Accelerating Chemical Similarity for Drug Discovery with Yeedu Turbo Engine

By:
Milind Chitgupakar

Calculating chemical similarity at scale is essential to drug discovery but remains a compute-intensive challenge. Yeedu’s Turbo Engine processes 2.4 million compound comparisons in under 2 hours at just $18, compared to $2,400 using traditional Spark. This breakthrough enables researchers to accelerate molecular analysis, reduce infrastructure costs, and increase R&D productivity.

What is Chemical Similarity and Why Does It Matter?

Chemical similarity plays a critical role in drug discovery, helping researchers:

  • Identify compounds with similar biological activity
  • Enable drug repurposing
  • Reduce toxicity and side effects

In simple terms, chemical similarity measures how alike two chemical compounds are.

These comparisons rely on molecular fingerprints—binary strings that encode specific structural features of molecules.

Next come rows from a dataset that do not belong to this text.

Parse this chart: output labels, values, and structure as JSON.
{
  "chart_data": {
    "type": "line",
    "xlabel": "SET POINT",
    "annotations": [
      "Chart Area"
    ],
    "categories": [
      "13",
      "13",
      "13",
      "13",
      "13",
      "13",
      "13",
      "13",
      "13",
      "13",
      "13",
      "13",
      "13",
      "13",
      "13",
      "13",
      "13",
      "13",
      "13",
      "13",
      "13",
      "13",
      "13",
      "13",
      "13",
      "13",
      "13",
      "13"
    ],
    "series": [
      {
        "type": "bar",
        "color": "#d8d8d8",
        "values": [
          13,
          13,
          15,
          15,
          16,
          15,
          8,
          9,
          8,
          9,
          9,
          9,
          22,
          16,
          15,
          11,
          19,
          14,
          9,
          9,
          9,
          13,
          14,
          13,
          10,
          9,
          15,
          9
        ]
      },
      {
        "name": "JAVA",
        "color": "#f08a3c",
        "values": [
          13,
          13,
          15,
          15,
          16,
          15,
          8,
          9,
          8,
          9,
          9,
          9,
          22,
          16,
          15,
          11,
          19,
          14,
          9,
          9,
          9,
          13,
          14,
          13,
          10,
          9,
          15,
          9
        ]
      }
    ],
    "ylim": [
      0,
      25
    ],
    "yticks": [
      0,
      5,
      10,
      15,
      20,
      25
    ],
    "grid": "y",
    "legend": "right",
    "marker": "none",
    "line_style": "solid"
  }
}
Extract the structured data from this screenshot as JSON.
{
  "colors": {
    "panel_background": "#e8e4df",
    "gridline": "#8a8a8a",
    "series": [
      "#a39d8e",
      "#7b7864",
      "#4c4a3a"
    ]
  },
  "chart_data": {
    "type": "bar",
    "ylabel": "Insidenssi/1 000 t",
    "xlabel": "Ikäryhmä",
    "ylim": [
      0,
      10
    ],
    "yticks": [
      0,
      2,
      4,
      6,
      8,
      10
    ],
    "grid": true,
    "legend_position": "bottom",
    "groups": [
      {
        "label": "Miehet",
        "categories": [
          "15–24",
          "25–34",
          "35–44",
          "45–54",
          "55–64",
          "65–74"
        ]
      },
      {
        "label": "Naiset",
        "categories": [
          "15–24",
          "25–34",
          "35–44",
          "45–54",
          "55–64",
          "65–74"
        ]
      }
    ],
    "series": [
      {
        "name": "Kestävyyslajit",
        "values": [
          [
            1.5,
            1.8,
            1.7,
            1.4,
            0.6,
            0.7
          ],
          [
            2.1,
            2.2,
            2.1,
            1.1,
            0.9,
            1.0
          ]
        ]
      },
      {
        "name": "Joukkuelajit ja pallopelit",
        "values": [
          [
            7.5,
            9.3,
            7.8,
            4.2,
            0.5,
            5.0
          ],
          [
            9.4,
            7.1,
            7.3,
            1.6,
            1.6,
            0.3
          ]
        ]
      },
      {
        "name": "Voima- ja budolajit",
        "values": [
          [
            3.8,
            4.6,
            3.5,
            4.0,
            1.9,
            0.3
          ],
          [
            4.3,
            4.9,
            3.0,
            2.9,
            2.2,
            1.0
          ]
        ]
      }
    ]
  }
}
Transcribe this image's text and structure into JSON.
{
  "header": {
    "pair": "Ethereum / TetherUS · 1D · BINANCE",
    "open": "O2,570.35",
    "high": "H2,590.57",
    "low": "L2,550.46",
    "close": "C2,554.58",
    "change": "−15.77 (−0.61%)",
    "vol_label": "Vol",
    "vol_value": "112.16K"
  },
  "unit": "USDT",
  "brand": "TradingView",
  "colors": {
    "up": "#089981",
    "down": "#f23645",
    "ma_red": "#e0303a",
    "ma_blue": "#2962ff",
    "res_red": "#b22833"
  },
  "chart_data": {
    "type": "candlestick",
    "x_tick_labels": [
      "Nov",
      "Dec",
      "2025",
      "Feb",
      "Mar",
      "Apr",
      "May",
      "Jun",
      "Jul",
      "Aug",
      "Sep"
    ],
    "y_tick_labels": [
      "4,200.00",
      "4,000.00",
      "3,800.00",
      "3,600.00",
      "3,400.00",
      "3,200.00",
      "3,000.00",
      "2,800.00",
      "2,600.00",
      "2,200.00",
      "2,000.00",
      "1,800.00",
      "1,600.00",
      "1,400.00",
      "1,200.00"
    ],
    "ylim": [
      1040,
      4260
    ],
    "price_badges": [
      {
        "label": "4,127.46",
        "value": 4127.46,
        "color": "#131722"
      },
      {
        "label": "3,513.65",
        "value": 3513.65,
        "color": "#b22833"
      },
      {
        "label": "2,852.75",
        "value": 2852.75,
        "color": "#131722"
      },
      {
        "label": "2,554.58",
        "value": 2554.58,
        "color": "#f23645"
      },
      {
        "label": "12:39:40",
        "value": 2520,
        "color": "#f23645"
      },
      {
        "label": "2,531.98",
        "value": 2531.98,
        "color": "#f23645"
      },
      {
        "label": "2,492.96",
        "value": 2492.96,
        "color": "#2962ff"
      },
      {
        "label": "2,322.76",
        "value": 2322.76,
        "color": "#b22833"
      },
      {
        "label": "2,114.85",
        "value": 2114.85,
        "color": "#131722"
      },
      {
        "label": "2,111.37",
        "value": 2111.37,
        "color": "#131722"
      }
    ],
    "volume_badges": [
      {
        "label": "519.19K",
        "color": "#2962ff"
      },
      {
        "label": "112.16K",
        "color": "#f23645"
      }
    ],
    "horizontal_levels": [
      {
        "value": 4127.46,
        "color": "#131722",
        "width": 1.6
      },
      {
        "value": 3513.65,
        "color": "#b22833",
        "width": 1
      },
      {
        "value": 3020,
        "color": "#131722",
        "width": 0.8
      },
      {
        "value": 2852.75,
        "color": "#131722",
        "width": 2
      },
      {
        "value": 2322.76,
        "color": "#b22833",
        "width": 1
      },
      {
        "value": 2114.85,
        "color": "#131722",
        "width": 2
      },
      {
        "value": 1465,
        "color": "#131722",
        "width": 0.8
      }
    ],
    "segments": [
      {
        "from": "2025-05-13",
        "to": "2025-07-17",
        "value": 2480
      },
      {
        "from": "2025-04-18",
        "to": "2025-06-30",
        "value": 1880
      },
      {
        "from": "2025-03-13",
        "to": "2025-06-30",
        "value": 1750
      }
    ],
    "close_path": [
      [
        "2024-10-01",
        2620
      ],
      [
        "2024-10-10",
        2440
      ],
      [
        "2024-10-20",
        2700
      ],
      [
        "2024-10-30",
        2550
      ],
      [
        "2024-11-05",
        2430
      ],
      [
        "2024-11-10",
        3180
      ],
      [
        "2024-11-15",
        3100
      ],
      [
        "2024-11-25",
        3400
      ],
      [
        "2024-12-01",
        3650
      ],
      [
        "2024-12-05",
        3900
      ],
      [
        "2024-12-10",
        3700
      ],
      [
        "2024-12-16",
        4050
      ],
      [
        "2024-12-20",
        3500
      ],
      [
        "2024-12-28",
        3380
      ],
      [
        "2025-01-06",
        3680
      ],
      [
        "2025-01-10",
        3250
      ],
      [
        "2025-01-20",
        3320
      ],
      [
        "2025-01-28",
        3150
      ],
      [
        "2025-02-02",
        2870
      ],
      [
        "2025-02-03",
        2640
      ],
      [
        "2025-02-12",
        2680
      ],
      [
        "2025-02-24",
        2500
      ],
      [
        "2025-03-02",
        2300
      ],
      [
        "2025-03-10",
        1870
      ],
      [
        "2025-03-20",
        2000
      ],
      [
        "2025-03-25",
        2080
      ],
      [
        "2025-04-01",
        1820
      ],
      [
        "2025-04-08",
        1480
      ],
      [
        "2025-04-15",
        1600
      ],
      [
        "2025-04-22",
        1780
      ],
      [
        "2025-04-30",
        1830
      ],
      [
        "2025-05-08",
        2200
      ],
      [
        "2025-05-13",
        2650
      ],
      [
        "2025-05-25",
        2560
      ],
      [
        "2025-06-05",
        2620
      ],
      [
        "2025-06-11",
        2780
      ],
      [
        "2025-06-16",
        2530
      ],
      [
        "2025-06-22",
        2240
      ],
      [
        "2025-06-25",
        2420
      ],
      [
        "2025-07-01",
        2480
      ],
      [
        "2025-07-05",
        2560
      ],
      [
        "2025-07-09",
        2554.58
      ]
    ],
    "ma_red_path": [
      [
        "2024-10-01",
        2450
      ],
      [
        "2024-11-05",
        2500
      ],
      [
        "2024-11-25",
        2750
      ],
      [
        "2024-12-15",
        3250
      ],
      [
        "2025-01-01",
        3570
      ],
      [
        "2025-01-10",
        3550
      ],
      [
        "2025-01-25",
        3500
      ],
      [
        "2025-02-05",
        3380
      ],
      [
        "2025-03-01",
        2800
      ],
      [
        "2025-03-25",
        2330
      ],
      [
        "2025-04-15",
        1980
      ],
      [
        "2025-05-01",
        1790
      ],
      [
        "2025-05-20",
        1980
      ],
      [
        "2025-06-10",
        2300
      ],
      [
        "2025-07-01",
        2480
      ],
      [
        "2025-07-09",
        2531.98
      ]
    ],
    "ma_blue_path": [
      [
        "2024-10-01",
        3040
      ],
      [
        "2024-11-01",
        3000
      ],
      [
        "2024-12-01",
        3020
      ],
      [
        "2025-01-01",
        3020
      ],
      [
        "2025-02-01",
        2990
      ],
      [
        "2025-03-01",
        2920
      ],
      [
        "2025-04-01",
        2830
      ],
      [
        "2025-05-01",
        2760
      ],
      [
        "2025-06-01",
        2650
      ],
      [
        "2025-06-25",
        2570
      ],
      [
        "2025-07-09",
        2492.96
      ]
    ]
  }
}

The Tanimoto coefficient, a widely used metric, quantifies this similarity.

The Scale Challenge

The computation of chemical similarity, particularly at scale, presents a significant challenge. Take the ChEMBL database, for instance, a critical resource in drug discovery containing information on roughly 2.4 million compounds. Calculating the Tanimoto coefficient between each pair of compounds requires a staggering 5.76 trillion comparisons (2.4 million × 2.4 million).

This level of computation is a massive hurdle, as it demands enormous processing power, making it difficult for many organizations to perform this efficiently.

Running similarity calculations for millions of compounds is far from trivial. It is a process that can become computationally prohibitive, even for organizations with large-scale computing infrastructure. Yet, scientists and researchers depend on these computations to drive breakthroughs in drug discovery. Without rapid, efficient ways to process these massive datasets, research progress can slow to a crawl.

Turbo Engine: Speeding Up Chemical Similarity Calculations

We put this challenge to the test using Yeedu's Turbo Engine (currently in Beta). First, we generated molecular fingerprints (2048-bit Morgan fingerprints, radius 2) for all 2.4 million compounds in the ChEMBL database.

We processed the Tanimoto coefficients for all pairs of compounds on a 192-core AWS EC2 instance (C7i.x48large)

Results:

  • Time Taken: 1 hour 45 minutes
  • Cost: Under $18 (based on current on-demand instance pricing).

Baseline Comparison:

  • Using traditional Spark engines:
    1. Required 100 r5.24xlarge nodes
    2. Ran for 4 hours
    3. Total compute cost: $2,400+

Why Yeedu Performs Better

The number of computations scales quadratically with the number of compounds, since the coefficient of each compound needs to be calculated with respect to all the other compounds. Therefore, time taken for computations also scales quadratically, with the number of compounds. In other words, if the number of compounds doubles, the number of calculation and hence the time taken is expected to increase by four times.

To illustrate it mathematically, if T(n) is the time required to compute Tanimoto coefficient for n compounds, then time required to compute Tanimoto coefficient for 2 million compounds is T(2M) = 1.75 hours (i.e. 1 hour, 45 minutes).

As per quadratic scaling, the expected times for the compound similarity will be as under:

  • 4 million compounds, T(4M): 7 hours
  • 8 million compounds, T(8M): 28 hours
  • And for 100 million compounds, T(100M): 4,375 hours

However, with Yeedu, while the number of calculations increases quadratically, the time required to complete the calculations, and hence the cost scales sub-quadratically.

This is due to the efficiency of Yeedu’s Turbo engine – a rearchitected spark execution engine that speeds up processing with:

  • Vectorized execution
  • Leveraging SIMD capabilities of modern CPUs
  • Use of CPU caches

This makes Turbo Engine ideal for compute-heavy tasks like chemical similarity

Real-time calculations of Tanimoto coefficient

While the benchmark focuses on scale, day-to-day researchers often need fast comparisons for smaller batches (1–100 compounds).

With Yeedu:

  • Scientists can calculate similarity in sub-second latency
  • Use familiar SQL editors for instant results

This enables real-time insights without the need for heavy backend infrastructure.

Real-World Impact for Drug Discovery

Chemical similarity accelerates:

  • Drug repurposing
  • Compound library navigation
  • Toxicity mitigation

With Yeedu, this can now happen:

  • Faster  
  • Cheaper  
  • Without infrastructure bottlenecks

Researchers can spend less time waiting for jobs to finish and more time pushing scientific boundaries.

Conclusion: Turbocharge Discovery, Not Costs

Traditional Spark infrastructure simply wasn’t built with this level of efficiency in mind. Yeedu changes that.

By cutting costs from $2,400 to $18, and enabling sub-second latency for small queries, Turbo Engine proves that chemical similarity at scale doesn’t have to be prohibitively expensive.